Prêt's success has won both Metcalfe and Beecham MBEs and the chain regularly gets the consumers' vote for food quality and cleanliness in Allegra's annual reports on the coffee bar market.
Within a decade, Prêt had grown to 45 stores but its most rapid growth has been in the current century. It opened its first overseas store in New York in 2000 and its international expansion accelerated after McDonald's bought a 33% stake in early 2001. In 2002 it moved into Hong Kong and, in a joint venture with McDonald's Company Japan, into Tokyo.
The group now has 10 branches in the USA and six in Hong Kong. Japan proved a harder nut to crack and the group exited the market in March 2004 after setting up 14 branches over an 18-month period.
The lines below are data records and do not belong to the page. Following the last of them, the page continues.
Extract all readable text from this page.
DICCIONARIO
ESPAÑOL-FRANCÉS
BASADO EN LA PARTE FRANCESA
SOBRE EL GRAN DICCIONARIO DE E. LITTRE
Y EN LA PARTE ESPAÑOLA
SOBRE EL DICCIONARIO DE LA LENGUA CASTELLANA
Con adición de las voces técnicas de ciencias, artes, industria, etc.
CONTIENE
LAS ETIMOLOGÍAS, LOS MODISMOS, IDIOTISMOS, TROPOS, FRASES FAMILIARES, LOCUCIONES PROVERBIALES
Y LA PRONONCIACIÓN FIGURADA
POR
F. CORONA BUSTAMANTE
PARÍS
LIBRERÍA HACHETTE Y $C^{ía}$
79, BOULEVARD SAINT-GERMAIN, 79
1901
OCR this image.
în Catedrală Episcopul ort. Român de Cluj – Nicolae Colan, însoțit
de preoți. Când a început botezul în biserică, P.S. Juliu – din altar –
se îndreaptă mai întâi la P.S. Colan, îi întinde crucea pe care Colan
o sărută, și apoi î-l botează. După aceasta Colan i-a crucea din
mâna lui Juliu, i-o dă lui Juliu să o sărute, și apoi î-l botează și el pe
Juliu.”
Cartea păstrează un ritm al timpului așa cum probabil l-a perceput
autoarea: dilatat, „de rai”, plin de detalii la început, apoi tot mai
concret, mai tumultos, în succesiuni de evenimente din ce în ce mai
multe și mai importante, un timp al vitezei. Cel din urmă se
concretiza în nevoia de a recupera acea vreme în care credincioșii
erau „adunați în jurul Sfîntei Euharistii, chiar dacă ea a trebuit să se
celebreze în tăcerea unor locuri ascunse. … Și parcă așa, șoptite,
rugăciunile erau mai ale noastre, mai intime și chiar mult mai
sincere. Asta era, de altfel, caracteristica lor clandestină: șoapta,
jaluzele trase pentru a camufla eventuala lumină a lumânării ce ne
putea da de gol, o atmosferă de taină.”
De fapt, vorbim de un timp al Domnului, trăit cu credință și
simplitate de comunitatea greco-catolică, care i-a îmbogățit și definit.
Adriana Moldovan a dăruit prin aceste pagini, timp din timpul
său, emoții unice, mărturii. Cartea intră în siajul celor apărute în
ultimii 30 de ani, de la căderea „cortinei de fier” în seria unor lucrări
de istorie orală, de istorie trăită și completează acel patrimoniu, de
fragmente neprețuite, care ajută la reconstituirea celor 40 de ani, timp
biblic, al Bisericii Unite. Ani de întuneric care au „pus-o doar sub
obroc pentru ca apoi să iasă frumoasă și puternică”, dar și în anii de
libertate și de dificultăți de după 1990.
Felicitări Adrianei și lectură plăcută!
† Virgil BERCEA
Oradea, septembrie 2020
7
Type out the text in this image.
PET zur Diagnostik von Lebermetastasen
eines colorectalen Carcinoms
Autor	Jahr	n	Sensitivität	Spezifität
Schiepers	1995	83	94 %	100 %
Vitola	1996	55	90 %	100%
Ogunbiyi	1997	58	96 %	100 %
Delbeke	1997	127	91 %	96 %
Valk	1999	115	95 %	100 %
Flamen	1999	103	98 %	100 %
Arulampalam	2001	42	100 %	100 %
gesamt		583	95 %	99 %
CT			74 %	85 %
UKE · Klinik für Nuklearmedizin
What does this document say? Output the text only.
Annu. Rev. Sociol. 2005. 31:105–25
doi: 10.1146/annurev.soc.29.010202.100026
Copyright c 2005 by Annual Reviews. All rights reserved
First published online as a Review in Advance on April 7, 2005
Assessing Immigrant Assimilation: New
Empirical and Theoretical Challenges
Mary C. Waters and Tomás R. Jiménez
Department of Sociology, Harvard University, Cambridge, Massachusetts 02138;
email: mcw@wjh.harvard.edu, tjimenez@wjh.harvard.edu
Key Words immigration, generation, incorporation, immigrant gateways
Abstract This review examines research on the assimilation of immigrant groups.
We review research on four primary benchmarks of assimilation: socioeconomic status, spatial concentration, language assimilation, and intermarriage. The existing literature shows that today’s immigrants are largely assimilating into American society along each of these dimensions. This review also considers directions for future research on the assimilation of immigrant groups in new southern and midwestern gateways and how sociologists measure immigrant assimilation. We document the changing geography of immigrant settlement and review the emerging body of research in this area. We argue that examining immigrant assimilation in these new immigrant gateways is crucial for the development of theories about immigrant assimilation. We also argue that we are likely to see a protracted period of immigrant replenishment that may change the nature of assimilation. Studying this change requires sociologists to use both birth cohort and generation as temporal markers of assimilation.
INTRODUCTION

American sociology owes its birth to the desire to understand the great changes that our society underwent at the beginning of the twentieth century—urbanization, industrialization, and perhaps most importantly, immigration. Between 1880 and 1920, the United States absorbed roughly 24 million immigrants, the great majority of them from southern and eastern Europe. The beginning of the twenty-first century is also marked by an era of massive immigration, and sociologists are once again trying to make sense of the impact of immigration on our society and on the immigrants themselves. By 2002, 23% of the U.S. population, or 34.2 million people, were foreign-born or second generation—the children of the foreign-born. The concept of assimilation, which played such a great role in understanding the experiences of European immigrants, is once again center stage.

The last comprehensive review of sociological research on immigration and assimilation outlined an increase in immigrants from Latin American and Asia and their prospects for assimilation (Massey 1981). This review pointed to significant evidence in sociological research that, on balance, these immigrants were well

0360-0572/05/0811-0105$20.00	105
Some shareholders objected to this rapid growth and its contribution to pre-tax losses of £6.7m in 2001 and £20m in 2002. This disagreement led to the departure of chairman Andrew Rolfe and deputy chief executive Harvey Smyth and the return of Metcalfe as creative director in March 2003.
By November, Metcalfe had introduced 70 new items to the menu and announced plans to close a number of loss-making stores but to open another 200 over the next four years.
A more comfortable lounge-style café-restaurant called Prêt Café was tested in the Putney branch in January 2004, boosting weekly sales by 50% and average spend to £6. It was followed by three more branches and, although it has been abandoned as a separate concept, the style will be extended to existing stores.